= Vereniging van Oranjewerkers =

White supremacist political movement in South Africa

Vereniging van Oranjewerkers ("Association of Orange Workers", sometimes shortened to simply Oranjewerkers) is a South African white separatist political movement that seeks a homeland for Afrikaners.

==History==
Formed in 1980 by Wally Grant, H. F. Verwoerd junior (the son of Hendrik Frensch Verwoerd), Carel Boshoff and C. J. Joost, the group bemoaned the over-reliance of South Africa on a black workforce and sought to set up Oranjegroeipunte (Orange growth points) where the group would buy up land to settle unemployed white people on.

===Morgenzon===

Such a scheme was set up in Morgenzon. Oranjewerkers bought the town in 1982, and in the mid-1990s its population was 400 whites and 6,000 blacks.

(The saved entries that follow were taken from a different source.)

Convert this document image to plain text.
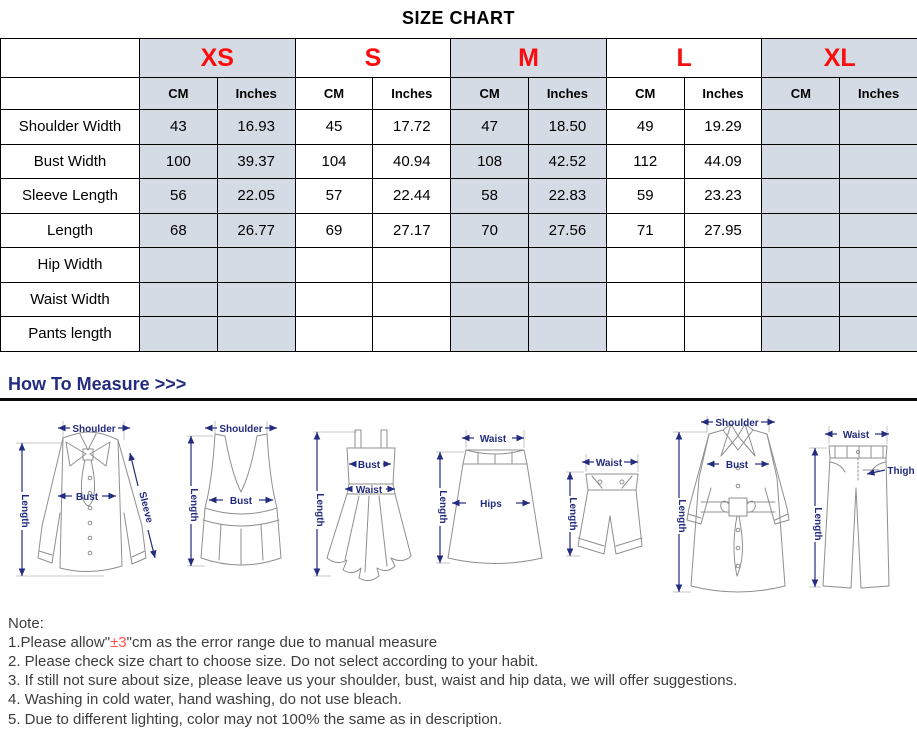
SIZE CHART
	XS		S		M		L		XL	
	CM	Inches	CM	Inches	CM	Inches	CM	Inches	CM	Inches
Shoulder Width	43	16.93	45	17.72	47	18.50	49	19.29		
Bust Width	100	39.37	104	40.94	108	42.52	112	44.09		
Sleeve Length	56	22.05	57	22.44	58	22.83	59	23.23		
Length	68	26.77	69	27.17	70	27.56	71	27.95		
Hip Width										
Waist Width										
Pants length										
How To Measure >>>
Shoulder
Bust	Sleeve
Length
Shoulder
Bust
Length
Bust
Waist
Length
Waist
Hips
Length
Waist
Length
Shoulder
Bust
Length
Waist
Thigh
Length
Note:
1.Please allow"±3"cm as the error range due to manual measure
2. Please check size chart to choose size. Do not select according to your habit.
3. If still not sure about size, please leave us your shoulder, bust, waist and hip data, we will offer suggestions.
4. Washing in cold water, hand washing, do not use bleach.
5. Due to different lighting, color may not 100% the same as in description.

Alongside this they also developed the plan of bolwerke ('bastions'), or privately owned farms whose landowners would undertake to stop utilising black labour.

===Aftermath===
Eschewing the party political route, the Oranjewerkers became more of a research group, undertaking a series of studies of the demographics of the country. Leading member Hercules Booysen termed their mission as dinamiese-konserwatisme, seeking newer ways to implement the old ideas of apartheid and the creation of a Volkstaat. Similar plans for redesigning the map of South Africa have been suggested by the group from time to time.

==In fiction==
The organisation features prominently in Larry Bond's tale of a fictionalised Cold War conflict in South Africa, Vortex. By the novel's conclusion, they have succeeded in reaching their goal for an autonomous Afrikaner state under a post-apartheid government.